Dec 26, 2023
In those days Caesar Augustus issued a decree that a census should be taken of the entire Roman world. (This was the first census that took place while Quirinius was governor of Syria.) And everyone went to their own town to register. So Joseph also went up from the town of Nazareth in Galilee to Judea, to Bethlehem the town of David, because he belonged to the house and line of David. (Luke 2:1-4)
Jesus would be born the King of Kings and Lord of Lords. The
Royal King who would sit on the throne of David. But first he
and his family would be subjects, and not of the Kingdom of
God.
The Romans taxed subject peoples. And the way of determining that tax was through a census. The census therefore was a pretty unpopular thing that led to a lot of political tension and unrest, much like the tax itself. It also led to a lot of upheaval as people had to organize themselves according to the dictates of the bureaucracy that intended to count them.
In Joseph and Mary’s case, that meant a move to Bethlehem. It didn’t matter that Mary was pregnant or about to give birth. It didn’t matter whether there was room for them in Bethlehem or not.

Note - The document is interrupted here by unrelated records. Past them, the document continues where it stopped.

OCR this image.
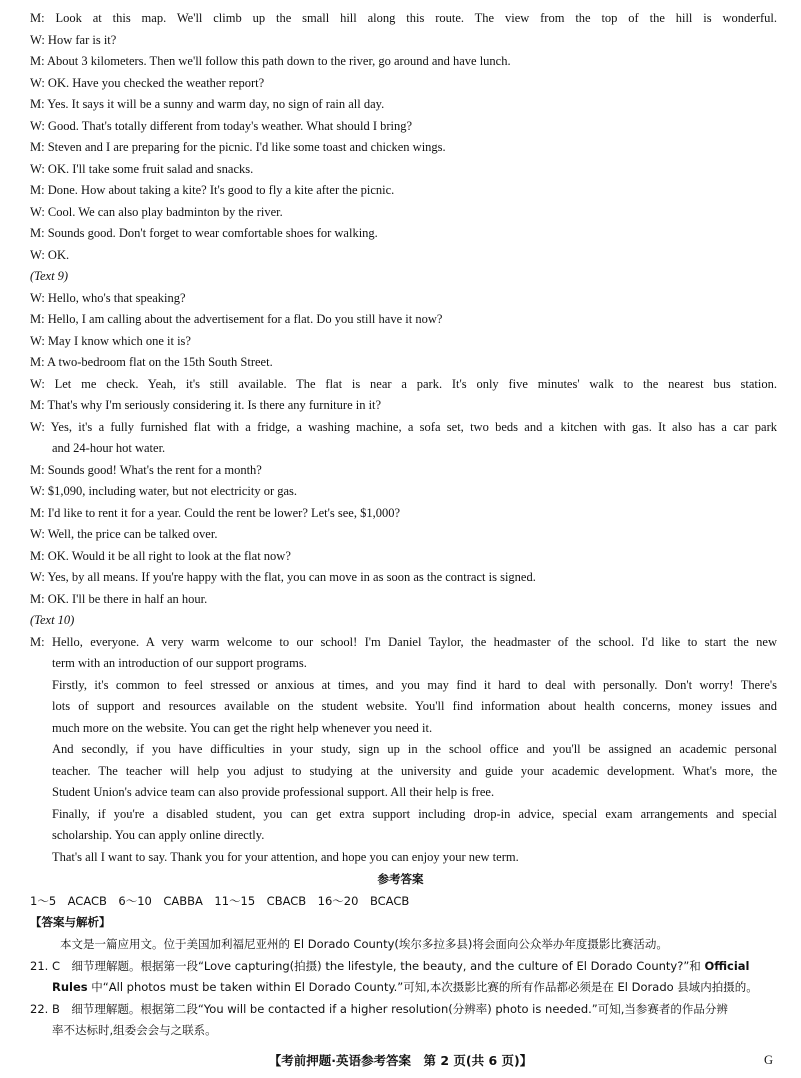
M: Look at this map. We'll climb up the small hill along this route. The view from the top of the hill is wonderful.
W: How far is it?
M: About 3 kilometers. Then we'll follow this path down to the river, go around and have lunch.
W: OK. Have you checked the weather report?
M: Yes. It says it will be a sunny and warm day, no sign of rain all day.
W: Good. That's totally different from today's weather. What should I bring?
M: Steven and I are preparing for the picnic. I'd like some toast and chicken wings.
W: OK. I'll take some fruit salad and snacks.
M: Done. How about taking a kite? It's good to fly a kite after the picnic.
W: Cool. We can also play badminton by the river.
M: Sounds good. Don't forget to wear comfortable shoes for walking.
W: OK.
(Text 9)
W: Hello, who's that speaking?
M: Hello, I am calling about the advertisement for a flat. Do you still have it now?
W: May I know which one it is?
M: A two-bedroom flat on the 15th South Street.
W: Let me check. Yeah, it's still available. The flat is near a park. It's only five minutes' walk to the nearest bus station.
M: That's why I'm seriously considering it. Is there any furniture in it?
W: Yes, it's a fully furnished flat with a fridge, a washing machine, a sofa set, two beds and a kitchen with gas. It also has a car park
and 24-hour hot water.
M: Sounds good! What's the rent for a month?
W: $1,090, including water, but not electricity or gas.
M: I'd like to rent it for a year. Could the rent be lower? Let's see, $1,000?
W: Well, the price can be talked over.
M: OK. Would it be all right to look at the flat now?
W: Yes, by all means. If you're happy with the flat, you can move in as soon as the contract is signed.
M: OK. I'll be there in half an hour.
(Text 10)
M: Hello, everyone. A very warm welcome to our school! I'm Daniel Taylor, the headmaster of the school. I'd like to start the new
term with an introduction of our support programs.
Firstly, it's common to feel stressed or anxious at times, and you may find it hard to deal with personally. Don't worry! There's
lots of support and resources available on the student website. You'll find information about health concerns, money issues and
much more on the website. You can get the right help whenever you need it.
And secondly, if you have difficulties in your study, sign up in the school office and you'll be assigned an academic personal
teacher. The teacher will help you adjust to studying at the university and guide your academic development. What's more, the
Student Union's advice team can also provide professional support. All their help is free.
Finally, if you're a disabled student, you can get extra support including drop-in advice, special exam arrangements and special
scholarship. You can apply online directly.
That's all I want to say. Thank you for your attention, and hope you can enjoy your new term.
参考答案
1～5　ACACB　6～10　CABBA　11～15　CBACB　16～20　BCACB
【答案与解析】
本文是一篇应用文。位于美国加利福尼亚州的 El Dorado County(埃尔多拉多县)将会面向公众举办年度摄影比赛活动。
21. C　细节理解题。根据第一段“Love capturing(拍摄) the lifestyle, the beauty, and the culture of El Dorado County?”和 Official
Rules 中“All photos must be taken within El Dorado County.”可知,本次摄影比赛的所有作品都必须是在 El Dorado 县域内拍摄的。
22. B　细节理解题。根据第二段“You will be contacted if a higher resolution(分辨率) photo is needed.”可知,当参赛者的作品分辨
率不达标时,组委会会与之联系。
【考前押题·英语参考答案　第 2 页(共 6 页)】	G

Nothing personal or humane mattered at all. They were just marginal, inanimate pawns being moved around the chess board by the powerful whims of an emperor leagues away.
And yet, despite that emperor and his whims, God was at work anyway. Even though this subjugation of the Jews by the Romans was unfair and the tax and the means used to assess it were unjust—even though it was impersonal and inhumane—even still, God used it for his purposes: bent it toward his will.
Everyone knew the Messiah would be born in Bethlehem of the house and line of David. So how did a young girl in Nazareth get the nod to become the mother of the Saviour, and that even before she was technically married to a descendant of David? Well, through the movements of kings and emperors, through the work of righteous men like Joseph and angel messengers, God worked out his plan.
His boy would be born in Bethlehem, sure enough. Joseph had to go there. The emperor had said. He would bring Mary with him and he would adopt her child, making Jesus, born in the town of David, an adopted son of the house and line of David. Human impossibilities and corrupt systems bent all together to the will of God who in Jesus would redeem them both.
Whatever forces may be pressing on your life today—may you remember that God can and does still work through such things. Though forces may be outside of our control, they are never outside of his.
Take heart and hope: for our King of Kings, Jesus of Nazareth was born, not in Nazareth, but in Bethlehem of David. A testament to God’s Sovereign ability to knit his work and will through even the strongest forces of our world.